Les travailleurs des exploitations agricoles collectives de Draa Ben Khedda résistent contre des tentatives de dépossession*

samedi 7 janvier 2012

"Par l’effet de lois laconiques, vagues et parfois contradictoires, d’honnêtes fellahs, exploitant collectivement des terres agricoles depuis l’indépendance, sont menacés de perdre les terres qu’ils ont superbement entretenues et enrichies pendant plus de trente ans. Ces lacunes juridiques dont on parle si peu sont aujourd’hui à l’origine de sérieux conflits en Kabylie. Un impitoyable bras de fer est enclenché entre les nouveaux propriétaires, forts de textes de lois en leur faveur, et les anciens exploitants qui craignent pour leurs terres.

Notre exploitation agricole collective continue encore de susciter toutes les convoitises et le recours à tous les subterfuges pour nous déposséder des terres que nous avons acquises par un arrêté en bonne et due forme, conformément à la loi 87-19 du 08 décembre 1987”, lit-on dans une déclaration des membres de cette exploitation agricole collective (EAC) qui se situe à Draâ Ben Khedda, à une dizaine de kilomètres de Tizi Ouzou, chef-lieu de wilaya. Ces terres qu’ils exploitaient depuis l’indépendance sont appelées “les propriétés placées sous la protection de l’Etat”, autrement dit, il ne peut être question de leur restitution aux anciens propriétaires. Les membres de cette EAC, qui ont bénéficié de la loi 87-19 laquelle leur a permis d’obtenir des arrêtés d’attribution, se sont retrouvés en confrontation directe avec les anciens propriétaires. “Toutefois, ces derniers ont usé de toute leur influence depuis 1992, ayant même réussi à restituer certains lots détournés de leur vocation agricole initiale pour y exploiter une casse auto et une fabrique de parpaings”, ajoutent les contestataires dans la même déclaration. “Nous sommes neuf pères de famille à vivre quotidiennement les intimidations et les menaces verbales sur notre exploitation”, disent-ils encore.

De plus, ces nouveaux propriétaires de la région, qui estiment que ces terres appartiennent à leurs parents avant l’indépendance, se sont manifestés pour récupérer leurs biens.

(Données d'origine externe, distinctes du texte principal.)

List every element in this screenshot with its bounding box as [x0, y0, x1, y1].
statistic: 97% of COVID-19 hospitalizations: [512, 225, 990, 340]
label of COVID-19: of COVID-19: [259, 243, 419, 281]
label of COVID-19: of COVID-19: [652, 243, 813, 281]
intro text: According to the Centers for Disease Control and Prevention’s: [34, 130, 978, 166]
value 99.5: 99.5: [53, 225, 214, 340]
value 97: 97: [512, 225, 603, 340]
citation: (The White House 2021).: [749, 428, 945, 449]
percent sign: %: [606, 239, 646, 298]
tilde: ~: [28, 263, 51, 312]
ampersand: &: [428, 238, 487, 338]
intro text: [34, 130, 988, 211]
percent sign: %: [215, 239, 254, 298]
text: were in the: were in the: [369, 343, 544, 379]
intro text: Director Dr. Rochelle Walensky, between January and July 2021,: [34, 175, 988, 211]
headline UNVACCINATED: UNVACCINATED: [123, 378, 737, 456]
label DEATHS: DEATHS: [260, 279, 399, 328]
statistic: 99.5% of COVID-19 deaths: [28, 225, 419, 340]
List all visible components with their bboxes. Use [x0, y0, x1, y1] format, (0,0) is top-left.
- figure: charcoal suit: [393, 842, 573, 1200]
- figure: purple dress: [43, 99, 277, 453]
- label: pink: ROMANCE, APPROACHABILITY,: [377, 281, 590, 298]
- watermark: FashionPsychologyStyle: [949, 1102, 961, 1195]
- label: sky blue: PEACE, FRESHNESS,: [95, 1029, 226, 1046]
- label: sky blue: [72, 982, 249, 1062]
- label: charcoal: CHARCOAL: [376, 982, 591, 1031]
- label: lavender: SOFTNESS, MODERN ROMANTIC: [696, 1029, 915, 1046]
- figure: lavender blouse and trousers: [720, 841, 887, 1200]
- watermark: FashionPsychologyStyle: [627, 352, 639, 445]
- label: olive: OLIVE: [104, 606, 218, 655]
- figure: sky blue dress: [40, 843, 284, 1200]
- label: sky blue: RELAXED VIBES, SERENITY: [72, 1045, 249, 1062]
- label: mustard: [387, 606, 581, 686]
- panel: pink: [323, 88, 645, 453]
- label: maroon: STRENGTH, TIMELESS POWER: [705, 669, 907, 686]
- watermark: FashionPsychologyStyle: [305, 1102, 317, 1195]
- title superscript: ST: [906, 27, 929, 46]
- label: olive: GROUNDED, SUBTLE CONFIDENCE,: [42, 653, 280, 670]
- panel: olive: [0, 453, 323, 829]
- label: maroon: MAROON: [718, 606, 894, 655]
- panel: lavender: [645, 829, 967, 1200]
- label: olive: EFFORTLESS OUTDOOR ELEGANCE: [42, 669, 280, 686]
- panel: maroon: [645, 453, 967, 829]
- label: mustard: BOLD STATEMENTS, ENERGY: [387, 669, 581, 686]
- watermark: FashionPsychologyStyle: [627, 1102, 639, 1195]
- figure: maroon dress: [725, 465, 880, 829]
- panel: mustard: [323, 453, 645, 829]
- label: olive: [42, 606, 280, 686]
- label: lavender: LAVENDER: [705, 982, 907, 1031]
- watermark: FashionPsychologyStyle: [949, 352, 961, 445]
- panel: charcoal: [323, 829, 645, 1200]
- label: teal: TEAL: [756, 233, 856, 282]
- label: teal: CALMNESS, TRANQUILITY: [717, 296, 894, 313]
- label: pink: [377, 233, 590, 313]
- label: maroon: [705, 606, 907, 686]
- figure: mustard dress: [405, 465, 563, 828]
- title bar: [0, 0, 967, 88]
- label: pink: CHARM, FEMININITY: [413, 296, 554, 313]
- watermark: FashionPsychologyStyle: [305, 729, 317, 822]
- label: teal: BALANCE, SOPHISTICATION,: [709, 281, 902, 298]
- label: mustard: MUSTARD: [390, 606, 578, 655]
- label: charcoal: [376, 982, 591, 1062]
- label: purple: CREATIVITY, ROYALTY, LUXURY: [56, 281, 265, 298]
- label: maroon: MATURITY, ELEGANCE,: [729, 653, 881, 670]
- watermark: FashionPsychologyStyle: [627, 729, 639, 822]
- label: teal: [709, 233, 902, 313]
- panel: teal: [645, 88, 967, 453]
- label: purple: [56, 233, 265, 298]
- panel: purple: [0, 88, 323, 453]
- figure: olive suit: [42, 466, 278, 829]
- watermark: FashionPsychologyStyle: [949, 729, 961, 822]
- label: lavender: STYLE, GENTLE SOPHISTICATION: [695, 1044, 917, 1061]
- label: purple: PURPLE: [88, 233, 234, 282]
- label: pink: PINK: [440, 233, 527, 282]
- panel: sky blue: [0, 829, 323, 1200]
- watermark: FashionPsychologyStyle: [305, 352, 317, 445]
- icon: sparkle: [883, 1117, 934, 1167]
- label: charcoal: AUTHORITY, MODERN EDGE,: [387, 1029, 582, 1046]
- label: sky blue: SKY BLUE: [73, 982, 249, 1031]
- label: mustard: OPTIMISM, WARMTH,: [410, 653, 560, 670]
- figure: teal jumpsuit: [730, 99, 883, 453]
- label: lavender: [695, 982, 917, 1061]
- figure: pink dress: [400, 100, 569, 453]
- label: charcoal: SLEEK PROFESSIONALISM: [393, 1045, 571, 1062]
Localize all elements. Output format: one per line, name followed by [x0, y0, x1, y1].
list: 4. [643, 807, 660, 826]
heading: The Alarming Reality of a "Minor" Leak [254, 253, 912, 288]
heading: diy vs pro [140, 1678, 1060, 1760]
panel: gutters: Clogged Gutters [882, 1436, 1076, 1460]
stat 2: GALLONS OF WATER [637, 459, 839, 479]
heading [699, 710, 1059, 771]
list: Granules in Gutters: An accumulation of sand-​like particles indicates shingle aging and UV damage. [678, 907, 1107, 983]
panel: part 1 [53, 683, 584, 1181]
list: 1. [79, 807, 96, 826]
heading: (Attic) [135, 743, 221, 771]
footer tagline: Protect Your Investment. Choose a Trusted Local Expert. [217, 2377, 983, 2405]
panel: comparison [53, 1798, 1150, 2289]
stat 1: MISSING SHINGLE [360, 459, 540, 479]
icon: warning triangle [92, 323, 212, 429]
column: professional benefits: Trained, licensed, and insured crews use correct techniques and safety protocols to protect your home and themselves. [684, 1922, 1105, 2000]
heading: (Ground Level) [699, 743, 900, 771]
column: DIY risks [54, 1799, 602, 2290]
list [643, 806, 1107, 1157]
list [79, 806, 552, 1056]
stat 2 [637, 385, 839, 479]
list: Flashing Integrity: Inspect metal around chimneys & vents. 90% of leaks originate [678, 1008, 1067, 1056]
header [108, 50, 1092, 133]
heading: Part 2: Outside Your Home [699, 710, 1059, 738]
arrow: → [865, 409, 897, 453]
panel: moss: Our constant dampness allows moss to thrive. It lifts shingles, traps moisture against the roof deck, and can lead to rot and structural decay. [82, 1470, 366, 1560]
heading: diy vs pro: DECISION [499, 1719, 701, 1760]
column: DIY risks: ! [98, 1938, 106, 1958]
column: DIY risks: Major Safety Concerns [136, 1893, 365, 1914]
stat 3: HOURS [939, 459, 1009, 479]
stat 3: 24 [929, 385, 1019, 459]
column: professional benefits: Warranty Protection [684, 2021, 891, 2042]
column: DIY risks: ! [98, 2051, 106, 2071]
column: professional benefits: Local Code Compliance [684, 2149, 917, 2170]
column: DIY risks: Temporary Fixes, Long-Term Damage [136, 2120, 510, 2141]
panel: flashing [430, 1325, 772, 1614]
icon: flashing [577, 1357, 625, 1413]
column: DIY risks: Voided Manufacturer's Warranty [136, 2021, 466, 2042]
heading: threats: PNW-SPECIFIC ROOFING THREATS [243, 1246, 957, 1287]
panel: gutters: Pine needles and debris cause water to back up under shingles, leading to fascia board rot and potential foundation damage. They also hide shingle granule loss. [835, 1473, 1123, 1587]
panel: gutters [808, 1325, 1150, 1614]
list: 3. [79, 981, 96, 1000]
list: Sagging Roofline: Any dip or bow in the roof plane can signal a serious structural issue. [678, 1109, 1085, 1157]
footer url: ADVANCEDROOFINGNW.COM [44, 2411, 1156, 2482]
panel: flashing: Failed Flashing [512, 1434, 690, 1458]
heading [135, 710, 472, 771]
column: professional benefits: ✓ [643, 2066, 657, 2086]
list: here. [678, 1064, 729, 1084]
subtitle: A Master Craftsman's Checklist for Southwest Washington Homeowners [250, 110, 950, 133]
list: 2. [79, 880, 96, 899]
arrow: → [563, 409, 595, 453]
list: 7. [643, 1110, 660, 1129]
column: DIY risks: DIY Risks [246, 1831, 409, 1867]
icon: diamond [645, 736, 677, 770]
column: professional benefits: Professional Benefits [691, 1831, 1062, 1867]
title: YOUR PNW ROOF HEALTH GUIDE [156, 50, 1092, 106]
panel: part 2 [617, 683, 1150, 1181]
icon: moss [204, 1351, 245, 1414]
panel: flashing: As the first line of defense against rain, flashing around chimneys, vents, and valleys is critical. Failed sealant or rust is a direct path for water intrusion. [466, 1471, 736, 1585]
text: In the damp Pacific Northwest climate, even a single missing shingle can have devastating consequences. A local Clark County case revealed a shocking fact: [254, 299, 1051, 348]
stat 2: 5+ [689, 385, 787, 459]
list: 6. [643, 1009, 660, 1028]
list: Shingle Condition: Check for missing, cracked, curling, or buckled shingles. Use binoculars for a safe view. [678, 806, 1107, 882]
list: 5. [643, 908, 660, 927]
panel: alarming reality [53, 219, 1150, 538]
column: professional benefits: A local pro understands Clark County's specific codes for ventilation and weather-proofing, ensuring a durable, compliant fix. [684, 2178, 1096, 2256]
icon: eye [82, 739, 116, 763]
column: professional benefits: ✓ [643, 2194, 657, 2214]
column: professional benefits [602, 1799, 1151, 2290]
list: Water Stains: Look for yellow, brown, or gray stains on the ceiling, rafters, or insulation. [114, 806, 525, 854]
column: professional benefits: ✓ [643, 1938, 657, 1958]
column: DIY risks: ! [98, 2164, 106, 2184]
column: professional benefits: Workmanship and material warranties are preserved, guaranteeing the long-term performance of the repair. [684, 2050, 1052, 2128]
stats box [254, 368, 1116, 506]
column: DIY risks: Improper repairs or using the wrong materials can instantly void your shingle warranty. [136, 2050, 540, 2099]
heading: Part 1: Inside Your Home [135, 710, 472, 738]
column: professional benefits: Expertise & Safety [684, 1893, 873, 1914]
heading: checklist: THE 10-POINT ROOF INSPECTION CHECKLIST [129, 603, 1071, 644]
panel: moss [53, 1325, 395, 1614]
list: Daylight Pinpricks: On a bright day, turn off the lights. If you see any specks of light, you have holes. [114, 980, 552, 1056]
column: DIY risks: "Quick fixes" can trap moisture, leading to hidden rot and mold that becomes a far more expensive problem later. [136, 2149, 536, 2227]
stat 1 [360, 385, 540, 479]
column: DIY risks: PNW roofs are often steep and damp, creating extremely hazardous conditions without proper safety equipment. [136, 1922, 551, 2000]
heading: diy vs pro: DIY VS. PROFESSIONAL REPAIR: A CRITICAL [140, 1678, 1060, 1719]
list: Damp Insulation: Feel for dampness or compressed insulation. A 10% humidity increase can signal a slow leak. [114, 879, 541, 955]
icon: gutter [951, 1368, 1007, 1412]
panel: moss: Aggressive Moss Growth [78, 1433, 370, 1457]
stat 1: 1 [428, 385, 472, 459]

Et c’est là que tout a commencé, comme l’explique le document des membres de l’EAC qui ont “résisté à la tentative de récupération de force par les ex-propriétaires, tout en alertant les autorités locales sur le risque d’un affrontement physique, voire l’irréparable”. Les contestataires ajoutent : “Nous avons planté cette orangeraie et acquis légalement notre patrimoine en payant régulièrement et à ce jour nos redevances aux services des domaines.” Les agriculteurs indignés ont tenu à conclure en “alertant les autorités et l’opinion publique qu’ils se battront jusqu’à ce que force revienne à la loi”, tout cela pour affirmer toute leur détermination à aller jusqu’au bout de leurs revendications qu’ils considèrent comme légitimes."

Samira Bouabdellah

in Liberté du 27 décembre 2011

Note de la rédaction : les terres des EAC-EAI relevaient des Domaines agricoles d’Etat (dits « autogérés ») jusqu’en septembre 1987. A cette date le pouvoir avait pris la décision de les morceler pour faciliter leur privatisation directe ou indirecte.

En 1964, le gouvernement algérien avait décidé de nationaliser les terres des Algériens qui avaient collaboré avec le colonialisme. Les terres de cette EAC de Draa Ben Khedda semblent provenir de cette catégorie. Enhardis par la loi sur les restitutions de novembre 1990, les descendants des anciens collaborateurs du colonialisme ont engagé partout des actions pour reprendre les terres confisquées par l’Etat algérien après l’indépendance. C’est ainsi que les enfants du sinistre bachagha Ben Ali Chérif de Béjaïa ont pu reprendre les terres nationalisées en 1964, avec la complicité du pouvoir et malgré les protestations de la population. Les terres de la famille Ben Ali Chérif appartenaient aux membres des arouch insurgés en 1871.

Le colonialisme avait dépossédé les insurgés de leurs terres et déporté en Nouvelle-Calédonie les survivants. Les terres confisquées ont été offertes au Bachagha Ben Ali Chérif en récompense pour sa collaboration dans l’écrasement sanglant de l’insurrection. Inutile de préciser qu’une fois en possession des terres illégalement récupérées, les descendants - installés en Tunisie et ailleurs - de ce traître harki se sont dépêchés de les revendre aux spéculateurs de l’immobilier avant de repartir d’où ils étaient venus.